Эти проклятые, эти узкие, эти белые барки, что пришвартованы только с одного берега — в два ряда. Как и пальцы, разлепить бы их, разделить поровну между обоими берегами Сены. Как всем сестрам по серьгам, так каждой набережной бы по ожерелью: нитка барок слева — нитка барок справа.

До сих пор за ним никто не наблюдал, никто не видел, что он собирается (и одновременно бессилен) сделать, но с каждой секундой опасность быть пойманным «с поличными» возрастала. Сколько он уже так стоит — стрелка-то часов не охвачена столбняком, она-то тикает себе. Как привязанному к рельсам в любом звуке чудится приближающийся поезд, так и Юре слышатся позади мужские гортанные голоса… Одно движение кисти, каким мечут кости, — и там выпало бы сразу двенадцать очков. Кто бы поверил, что настолько трудно это сделать, что невозможно это сделать даже под страхом смерти… И вдруг стало возможно — подумал, что три голубых «герцля» только так и удастся сохранить. Повторяем, алчность — зло, чреватое массой побочных явлений благодетельного свойства. Наделяет мужеством — алчность. Исцеляет судороги — как мы увидим — алчность. Алчность чудеса творит.

На основе израильского опыта Юра представлял себе, что делается внизу, на земле, — если уж в небе все время жужжат как минимум три вертолета: площадь под Эйфелевой башней очищена от туристов и оцеплена, полицейских и коммандос нагнали видимо-невидимо. Все просматривается. Падение предмета с Эйфелевой башни не может остаться незамеченным. Предмет будет тщательно исследован, содержимое его — если это, скажем, бумажник или конверт — учтут и возвратят законному владельцу при первой же возможности. Что таковой вдруг не представится — этого Юра не допускал. В общем-то он был спокоен: бабы — русские, те — арабцы, разыгрывалась комедь. А вот кто он — через секунду это будет уже не узнать.

Оглянувшись, не наблюдают ли за ним, Юра увидел широкие зеленые спины — почти что рядом. Террористы, побросав свои автоматы, привычно сидели на корточках и ели гефильте фиш, запивая еще не остывшим золотистым бульоном. Со спокойствием манекена пустил Юра своего белого голубя, повернулся всем телом — сам белый, глаза вытаращены. Свое отражение он мог увидеть в стекле витрины. На смотровой площадке, которая от сильного ветра раскачивалась совсем как капитанский мостик, имелось несколько таких застекленных ниш, а в них сценки из истории Эйфелевой башни, представляемые манекенами.
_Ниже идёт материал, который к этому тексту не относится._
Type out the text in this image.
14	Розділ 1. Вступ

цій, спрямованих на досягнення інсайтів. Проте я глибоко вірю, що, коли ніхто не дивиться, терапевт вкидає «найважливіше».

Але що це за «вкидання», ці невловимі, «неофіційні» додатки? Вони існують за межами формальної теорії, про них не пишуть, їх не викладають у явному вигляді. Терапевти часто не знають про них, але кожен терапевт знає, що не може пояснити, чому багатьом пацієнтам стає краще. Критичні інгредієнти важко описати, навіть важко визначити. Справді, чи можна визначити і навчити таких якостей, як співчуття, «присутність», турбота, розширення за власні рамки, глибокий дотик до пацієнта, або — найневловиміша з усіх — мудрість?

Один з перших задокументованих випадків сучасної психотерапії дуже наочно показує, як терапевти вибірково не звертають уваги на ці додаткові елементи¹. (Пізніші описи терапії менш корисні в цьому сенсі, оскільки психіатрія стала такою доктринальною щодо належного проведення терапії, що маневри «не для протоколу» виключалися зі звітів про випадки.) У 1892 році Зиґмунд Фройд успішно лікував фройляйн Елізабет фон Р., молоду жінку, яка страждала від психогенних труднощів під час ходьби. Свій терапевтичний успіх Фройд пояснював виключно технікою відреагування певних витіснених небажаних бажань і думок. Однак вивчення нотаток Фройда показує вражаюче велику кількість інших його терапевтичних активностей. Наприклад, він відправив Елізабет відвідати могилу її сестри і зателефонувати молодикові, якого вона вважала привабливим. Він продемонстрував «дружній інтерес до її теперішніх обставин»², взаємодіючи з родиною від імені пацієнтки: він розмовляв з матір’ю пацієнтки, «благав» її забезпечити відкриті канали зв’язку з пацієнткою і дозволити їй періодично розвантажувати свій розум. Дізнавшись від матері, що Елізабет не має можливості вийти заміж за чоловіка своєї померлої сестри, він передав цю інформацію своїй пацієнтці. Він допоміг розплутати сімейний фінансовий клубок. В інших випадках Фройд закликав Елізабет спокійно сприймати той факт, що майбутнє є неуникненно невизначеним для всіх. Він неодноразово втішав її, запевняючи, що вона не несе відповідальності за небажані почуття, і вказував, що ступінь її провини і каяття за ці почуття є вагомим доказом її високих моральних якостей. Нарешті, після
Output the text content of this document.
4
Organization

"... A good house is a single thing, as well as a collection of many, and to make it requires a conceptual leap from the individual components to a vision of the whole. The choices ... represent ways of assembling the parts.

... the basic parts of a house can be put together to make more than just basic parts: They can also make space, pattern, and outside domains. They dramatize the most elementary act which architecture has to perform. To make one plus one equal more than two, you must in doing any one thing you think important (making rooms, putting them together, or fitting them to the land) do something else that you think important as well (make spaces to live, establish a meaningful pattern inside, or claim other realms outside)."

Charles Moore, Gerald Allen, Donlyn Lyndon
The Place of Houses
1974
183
Как раз данная сценка изображала даму с облачком радужных шариков над шляпкой и группу мужчин в сюртуках, с ликованием выпускавших из соломенных клеток почтовых голубей. На мгновение, помимо Юриного лица, в витрине отразилось лицо переводчицы.

По стеночке Юра добрался до лесенки в «трюм» — было, было во всем этом что-то корабельное, что-то от миноносок времен Цусимы. Спустился вниз, — а там картина «Завтрак на полу» и тоже ликование. Вокруг бутылок для субботнего киддуша, беспорядочно сваленной еды возлежали говнюшки — пили, ели, хохотали.

— Глянь, жених… а мы думали — сбежал, всесоюзный розыск объявлять хотели.

— Берите чего-нибудь, — сказала Отрада, двигаясь и давая Юре место рядом с Сычихой. Юра сел.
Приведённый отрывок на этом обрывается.